Unitär: Food Porn

23. Februar 2015

Food Porn — Neulich in den Bergen: Bauernhaus, Holzofen, Pizza backen. Teig: selbst gemacht. Handarbeit, ursprünglich, urchig. Und dann aus dem Nichts plötzlich das Bedürfnis, vom fertigen Produkt ein Foto zu machen und das tolle Erlebnis mit irgendwelchen Freunden zu teilen. Ich fühle mich ertappt, halte inne und sinniere bald über die seltsame Mode, die sich «Food Porn» nennt. Was will ich der Welt hier eigentlich be­weisen? Einfach gesagt wohl: «Schaut her, ich habe Pizza gemacht!», begleitet von wildem Brustkorb­getrommel. Ja, ich war stolz auf diese Pizza, für die ich Mehl mit Wasser und etwas Salz vermengt und sechs Kilo Holz verbrannt hatte.

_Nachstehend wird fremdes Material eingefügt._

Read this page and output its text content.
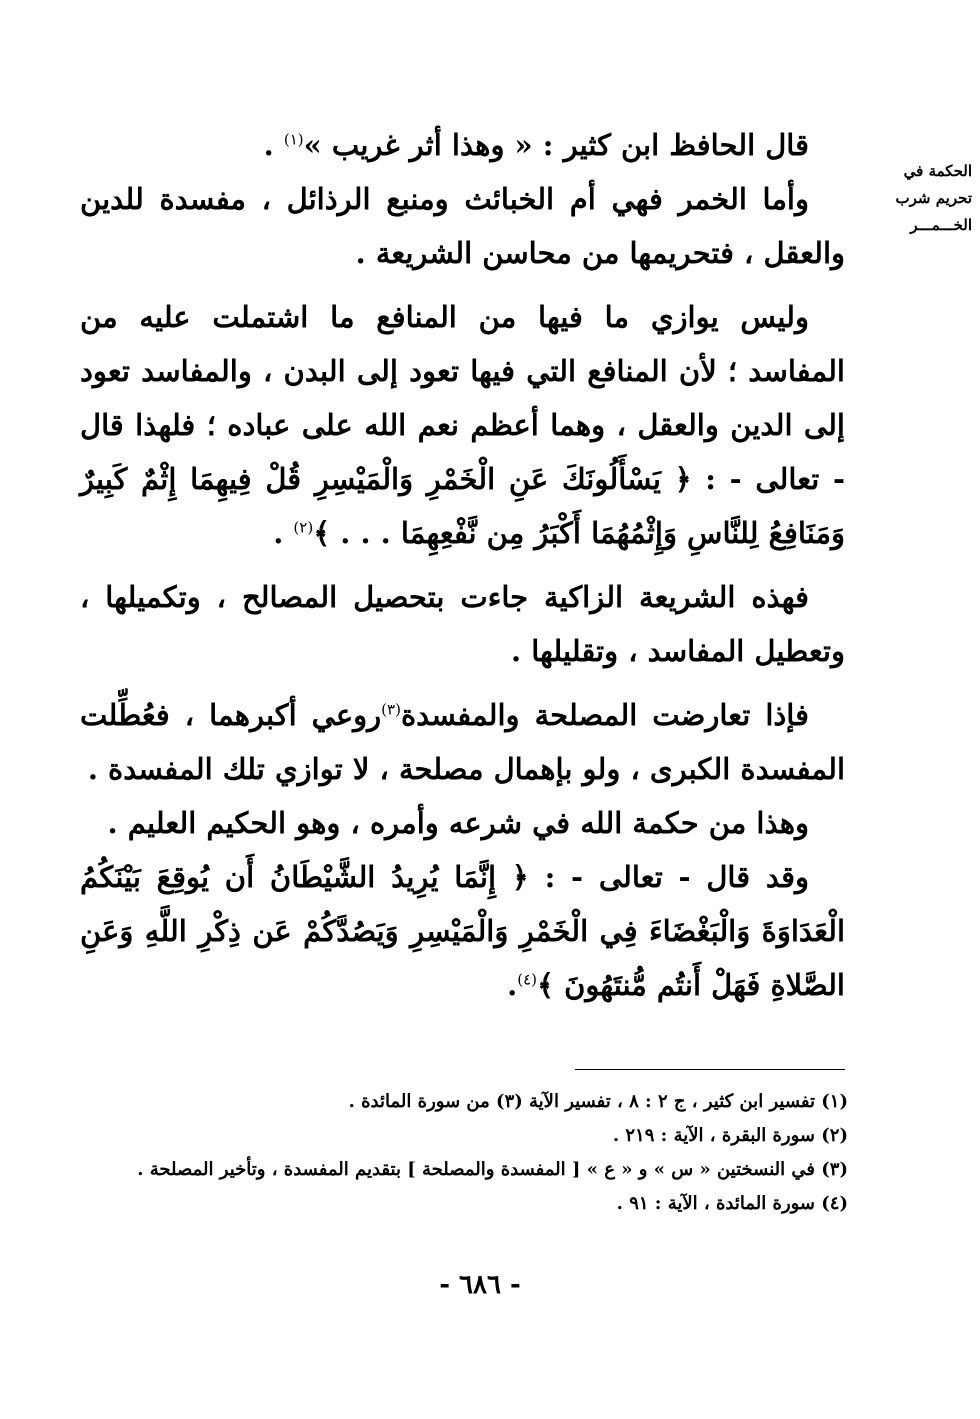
الحكمة في
تحريم شرب
الخـــمـــر

قال الحافظ ابن كثير : « وهذا أثر غريب »$^{(١)}$ .

وأما الخمر فهي أم الخبائث ومنبع الرذائل ، مفسدة للدين والعقل ، فتحريمها من محاسن الشريعة .

وليس يوازي ما فيها من المنافع ما اشتملت عليه من المفاسد ؛ لأن المنافع التي فيها تعود إلى البدن ، والمفاسد تعود إلى الدين والعقل ، وهما أعظم نعم الله على عباده ؛ فلهذا قال - تعالى - : ﴿ يَسْأَلُونَكَ عَنِ الْخَمْرِ وَالْمَيْسِرِ قُلْ فِيهِمَا إِثْمٌ كَبِيرٌ وَمَنَافِعُ لِلنَّاسِ وَإِثْمُهُمَا أَكْبَرُ مِن نَّفْعِهِمَا . . . ﴾$^{(٢)}$ .

فهذه الشريعة الزاكية جاءت بتحصيل المصالح ، وتكميلها ، وتعطيل المفاسد ، وتقليلها .

فإذا تعارضت المصلحة والمفسدة$^{(٣)}$روعي أكبرهما ، فعُطِّلت المفسدة الكبرى ، ولو بإهمال مصلحة ، لا توازي تلك المفسدة .

وهذا من حكمة الله في شرعه وأمره ، وهو الحكيم العليم .

وقد قال - تعالى - : ﴿ إِنَّمَا يُرِيدُ الشَّيْطَانُ أَن يُوقِعَ بَيْنَكُمُ الْعَدَاوَةَ وَالْبَغْضَاءَ فِي الْخَمْرِ وَالْمَيْسِرِ وَيَصُدَّكُمْ عَن ذِكْرِ اللَّهِ وَعَنِ الصَّلاةِ فَهَلْ أَنتُم مُّنتَهُونَ ﴾$^{(٤)}$.

(١) تفسير ابن كثير ، ج ٢ : ٨ ، تفسير الآية (٣) من سورة المائدة .
(٢) سورة البقرة ، الآية : ٢١٩ .
(٣) في النسختين « س » و « ع » [ المفسدة والمصلحة ] بتقديم المفسدة ، وتأخير المصلحة .
(٤) سورة المائدة ، الآية : ٩١ .
- ٦٨٦ -
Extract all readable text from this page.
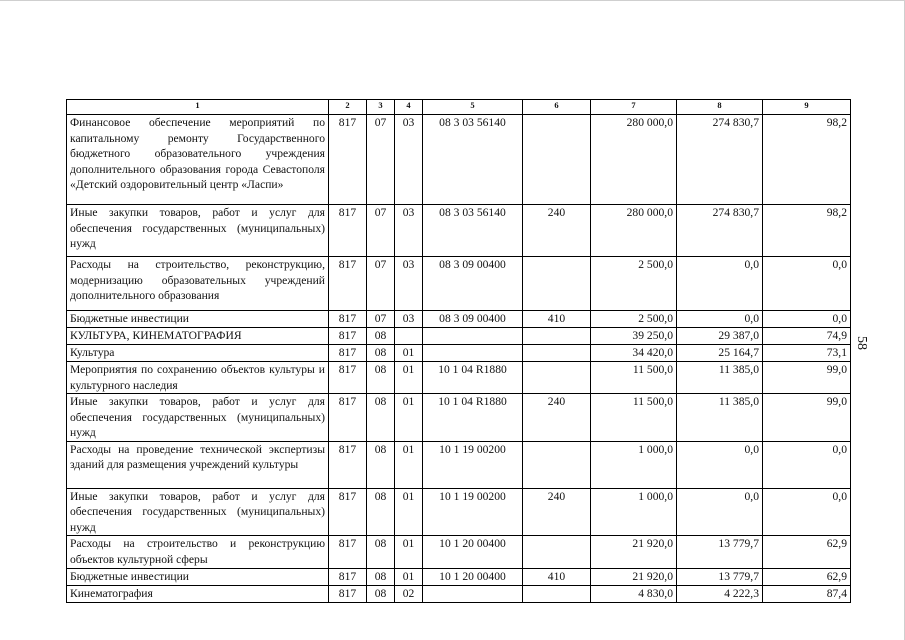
58
1	2	3	4	5	6	7	8	9
Финансовое обеспечение мероприятий по капитальному ремонту Государственного бюджетного образовательного учреждения дополнительного образования города Севастополя «Детский оздоровительный центр «Ласпи»	817	07	03	08 3 03 56140		280 000,0	274 830,7	98,2
Иные закупки товаров, работ и услуг для обеспечения государственных (муниципальных) нужд	817	07	03	08 3 03 56140	240	280 000,0	274 830,7	98,2
Расходы на строительство, реконструкцию, модернизацию образовательных учреждений дополнительного образования	817	07	03	08 3 09 00400		2 500,0	0,0	0,0
Бюджетные инвестиции	817	07	03	08 3 09 00400	410	2 500,0	0,0	0,0
КУЛЬТУРА, КИНЕМАТОГРАФИЯ	817	08				39 250,0	29 387,0	74,9
Культура	817	08	01			34 420,0	25 164,7	73,1
Мероприятия по сохранению объектов культуры и культурного наследия	817	08	01	10 1 04 R1880		11 500,0	11 385,0	99,0
Иные закупки товаров, работ и услуг для обеспечения государственных (муниципальных) нужд	817	08	01	10 1 04 R1880	240	11 500,0	11 385,0	99,0
Расходы на проведение технической экспертизы зданий для размещения учреждений культуры	817	08	01	10 1 19 00200		1 000,0	0,0	0,0
Иные закупки товаров, работ и услуг для обеспечения государственных (муниципальных) нужд	817	08	01	10 1 19 00200	240	1 000,0	0,0	0,0
Расходы на строительство и реконструкцию объектов культурной сферы	817	08	01	10 1 20 00400		21 920,0	13 779,7	62,9
Бюджетные инвестиции	817	08	01	10 1 20 00400	410	21 920,0	13 779,7	62,9
Кинематография	817	08	02			4 830,0	4 222,3	87,4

Wenn nun jemand im Resti ein Rindsfilet ablichtet, kann das aber nicht derselbe Stolz sein, denkt ihr jetzt. Aber wenn «Geiles Essen = Geld = Arbeit» ist, dann ist Food Porn nichts Anderes als das Bedürfnis eines hart arbeitenden Subjekts, zu beweisen, dass man mit seinem sauer verdienten Geld etwas Tolles gekauft hat. Eine verständliche Ersatzhandlung in einer Welt, in der «Arbeit ≠ Sinn» ist. Doch was macht nun der wahre Elitarist mit dieser Erkenntnis? Er strebt fortan stets nach Sinn in seiner Tätigkeit. Er studiert nur noch, was ihn wirklich interessiert. Er arbeitet nie mehr nur fürs Geld. Er isst, ergriffen von seiner wahrhaftigen Handlung. Es wärmt ihn, anstatt der inzwischen lauwarmen Pizza, der Stolz auf seine aufrichtige Tätigkeit.

Michael Kuratli ist fundamentaler Elitarist, glaubt an die nahende Weltrevolution der geistigen Überlegenheit und darf sich bis zu diesem glorreichen Tag hier austoben.